As Lynn said in her comment here, I think working on explicitly characterizing and understanding the relationships between local and state governments as part of the planning process is important, especially if we are to make good on some kind of “all lands approach.”

So the above are groups developing and implementing plans and policies. As Lynn says in her post here, there may also be a need for a mediation group to take disagreements with those plans and policies before litigation. I like her idea of the Federal Reserve Board as a model.

What other structures have you seen? How have they worked?

2 thoughts on “An Adaptive Governance Structure Round-up”

  1. Sharon,

    First, I’m curious why the USFS has never really utilized NFMA’s provision allowing for advisory boards. Is it a FACA-phobia issue?
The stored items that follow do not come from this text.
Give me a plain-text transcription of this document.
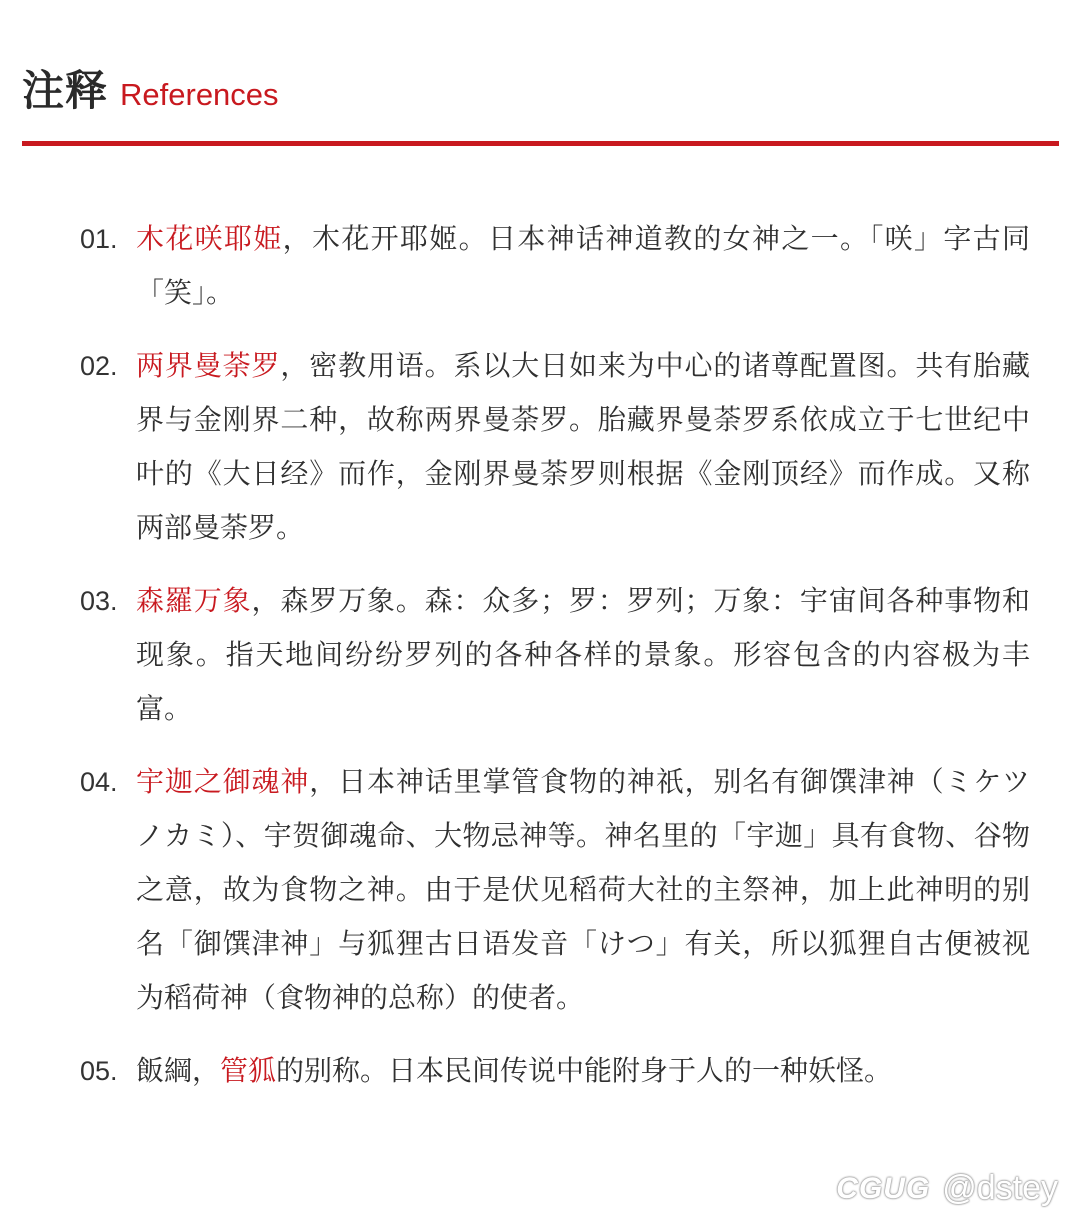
注释 References
01. 木花咲耶姫，木花开耶姬。日本神话神道教的女神之一。「咲」字古同「笑」。
02. 两界曼荼罗，密教用语。系以大日如来为中心的诸尊配置图。共有胎藏界与金刚界二种，故称两界曼荼罗。胎藏界曼荼罗系依成立于七世纪中叶的《大日经》而作，金刚界曼荼罗则根据《金刚顶经》而作成。又称两部曼荼罗。
03. 森羅万象，森罗万象。森：众多；罗：罗列；万象：宇宙间各种事物和现象。指天地间纷纷罗列的各种各样的景象。形容包含的内容极为丰富。
04. 宇迦之御魂神，日本神话里掌管食物的神祇，别名有御馔津神（ミケツノカミ）、宇贺御魂命、大物忌神等。神名里的「宇迦」具有食物、谷物之意，故为食物之神。由于是伏见稻荷大社的主祭神，加上此神明的别名「御馔津神」与狐狸古日语发音「けつ」有关，所以狐狸自古便被视为稻荷神（食物神的总称）的使者。
05. 飯綱，管狐的别称。日本民间传说中能附身于人的一种妖怪。
CGUG @dstey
    Also agree that the public participation component is absolutely critical to the adaptive governance idea. It is also my duty, as Bolle Center representative, to emphasize how much value and focus the Bolle team put on public participation in forest planning and management (from the Bitterroot controversy on). When you go through the NFMA legislative history, it is a dominant theme. I want to quote from that Bolle Report, but will restrain myself.
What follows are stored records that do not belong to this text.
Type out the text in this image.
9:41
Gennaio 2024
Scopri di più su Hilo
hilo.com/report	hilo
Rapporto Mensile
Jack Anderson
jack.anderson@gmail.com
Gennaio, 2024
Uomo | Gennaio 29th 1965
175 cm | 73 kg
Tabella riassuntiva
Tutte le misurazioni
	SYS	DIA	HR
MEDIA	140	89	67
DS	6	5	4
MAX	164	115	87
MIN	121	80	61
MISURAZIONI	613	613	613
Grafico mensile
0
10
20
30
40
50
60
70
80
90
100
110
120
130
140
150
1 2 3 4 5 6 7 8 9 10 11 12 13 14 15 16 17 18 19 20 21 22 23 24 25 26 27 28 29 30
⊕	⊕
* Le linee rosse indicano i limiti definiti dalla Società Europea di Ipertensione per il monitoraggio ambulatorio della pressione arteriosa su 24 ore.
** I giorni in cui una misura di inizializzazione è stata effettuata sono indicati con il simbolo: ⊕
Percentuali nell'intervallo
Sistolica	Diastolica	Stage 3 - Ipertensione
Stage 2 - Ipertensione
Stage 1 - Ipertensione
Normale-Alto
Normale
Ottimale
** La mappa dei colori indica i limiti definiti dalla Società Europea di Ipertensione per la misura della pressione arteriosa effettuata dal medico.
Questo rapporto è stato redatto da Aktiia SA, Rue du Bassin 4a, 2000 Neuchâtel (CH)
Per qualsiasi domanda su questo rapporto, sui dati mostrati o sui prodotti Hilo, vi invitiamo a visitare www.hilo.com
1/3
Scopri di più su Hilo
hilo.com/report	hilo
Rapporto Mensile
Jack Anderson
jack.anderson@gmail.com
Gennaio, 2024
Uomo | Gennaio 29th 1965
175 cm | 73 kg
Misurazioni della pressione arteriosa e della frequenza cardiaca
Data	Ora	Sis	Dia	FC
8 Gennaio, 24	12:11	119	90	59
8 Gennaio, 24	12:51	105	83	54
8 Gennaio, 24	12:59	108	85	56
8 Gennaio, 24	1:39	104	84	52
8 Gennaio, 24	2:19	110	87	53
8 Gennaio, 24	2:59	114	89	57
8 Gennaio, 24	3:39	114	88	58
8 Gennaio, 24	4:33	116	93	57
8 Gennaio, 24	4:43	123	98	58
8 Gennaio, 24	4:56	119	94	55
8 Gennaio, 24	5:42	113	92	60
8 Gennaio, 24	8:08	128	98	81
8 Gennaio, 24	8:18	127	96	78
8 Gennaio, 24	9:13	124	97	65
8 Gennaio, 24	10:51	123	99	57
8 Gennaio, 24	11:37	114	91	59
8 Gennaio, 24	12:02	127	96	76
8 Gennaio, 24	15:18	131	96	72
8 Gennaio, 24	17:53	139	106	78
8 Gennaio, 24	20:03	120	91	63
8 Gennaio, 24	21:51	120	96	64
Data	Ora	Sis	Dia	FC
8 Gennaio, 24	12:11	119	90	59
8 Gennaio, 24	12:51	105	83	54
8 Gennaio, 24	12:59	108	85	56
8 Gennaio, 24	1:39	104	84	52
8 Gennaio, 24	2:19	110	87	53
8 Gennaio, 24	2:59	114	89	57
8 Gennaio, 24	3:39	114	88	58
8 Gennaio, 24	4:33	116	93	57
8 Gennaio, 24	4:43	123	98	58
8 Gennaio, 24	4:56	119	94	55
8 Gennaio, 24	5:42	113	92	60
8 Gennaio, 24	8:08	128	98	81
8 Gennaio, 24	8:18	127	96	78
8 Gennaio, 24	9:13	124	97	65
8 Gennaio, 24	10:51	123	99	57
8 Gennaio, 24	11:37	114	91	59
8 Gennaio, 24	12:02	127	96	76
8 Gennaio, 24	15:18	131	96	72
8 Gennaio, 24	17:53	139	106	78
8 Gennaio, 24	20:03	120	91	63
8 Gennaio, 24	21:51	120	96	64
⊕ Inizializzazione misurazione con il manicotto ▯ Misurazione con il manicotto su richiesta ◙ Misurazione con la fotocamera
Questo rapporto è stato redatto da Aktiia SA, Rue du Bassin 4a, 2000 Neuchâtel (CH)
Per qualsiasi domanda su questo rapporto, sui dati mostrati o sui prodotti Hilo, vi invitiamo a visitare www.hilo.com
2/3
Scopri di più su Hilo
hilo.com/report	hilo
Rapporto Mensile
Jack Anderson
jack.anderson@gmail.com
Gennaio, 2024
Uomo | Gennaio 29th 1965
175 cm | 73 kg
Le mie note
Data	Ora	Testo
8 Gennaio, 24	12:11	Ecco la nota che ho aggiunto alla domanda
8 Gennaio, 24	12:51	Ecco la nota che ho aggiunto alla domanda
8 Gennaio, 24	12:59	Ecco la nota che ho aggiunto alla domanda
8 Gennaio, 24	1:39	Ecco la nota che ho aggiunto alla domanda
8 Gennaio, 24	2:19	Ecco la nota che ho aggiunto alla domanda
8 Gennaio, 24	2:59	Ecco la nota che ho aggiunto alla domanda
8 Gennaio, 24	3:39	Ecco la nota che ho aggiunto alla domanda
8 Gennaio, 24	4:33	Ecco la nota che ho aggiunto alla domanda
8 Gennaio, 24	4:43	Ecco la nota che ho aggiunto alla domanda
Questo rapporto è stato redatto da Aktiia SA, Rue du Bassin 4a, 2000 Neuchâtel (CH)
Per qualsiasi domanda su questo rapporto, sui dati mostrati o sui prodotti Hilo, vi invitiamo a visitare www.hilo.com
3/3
    Do you know if BLM RACs are easier to assemble and more nimble than other FACA committees? Another example is provided by ANILCA’s Federal Subsistence Board, which receives advice from regional advisory councils throughout Alaska. These councils “provide recommendations and information to the Board; review proposed regulations, policies, and management plans; and provide a public forum for subsistence issues.” I think the arrangement is pretty neat.

    I also know of some neat arrangements being used by various state wildlife commissions–embedding collaborative groups and science advisory panels into the commission framework.

  2. Hmm. I don’t think the USFS is FACA-phobic, necessarily. I think probably folks felt it was extra work and required approval through the Department so perhaps the extra paperwork would be a negative. Or it could have been that local FS people were afraid the boards might make getting things done more difficult. Some FS line officers at that time may have felt proprietary about “their” piece of ground. But I actually wasn’t around when this was starting (or I was, but not paying attention to NFMA), so I don’t know what they were thinking. Others? Any retirees want to weigh in?

    It seems to me that broad “public participation” is great, and the value of FACA committees is that people have to face each other and work things through, instead of each coming to the responsible official separately. The Forest Service is otherwise like the parent to whom warring siblings come to make a call- when if people were dealing directly with each other, they might work out better agreements; or at least form better relationships. As I’ve said before, it seems like the more formal the committee, the more seriously everyone takes it and the greater likelihood for success- but I am willing to listen to others with different experiences.

    Further, the FS has had many RACs recently established that are FACA committees (hundreds?) so it could be that when NFMA was established, that FACA committees were unknown strangers, and as the RACs have been required, FACA committees now seem like old friends.

    The Black Hills NFAB seems to be successful, and my understanding is that it was required, so maybe the FS likes them when they are required, but if not, they seem like extra work. That’s my current hypothesis.. other FS folk, please weigh in!

    Finally, I am a big fan of Service First, so if we had unit advisory boards it would be handy to have the same one for our joint FS/BLM units.

    Martin, I would be interested in hearing more about the structure of the Federal Subsistence Board and the wildlife commissions.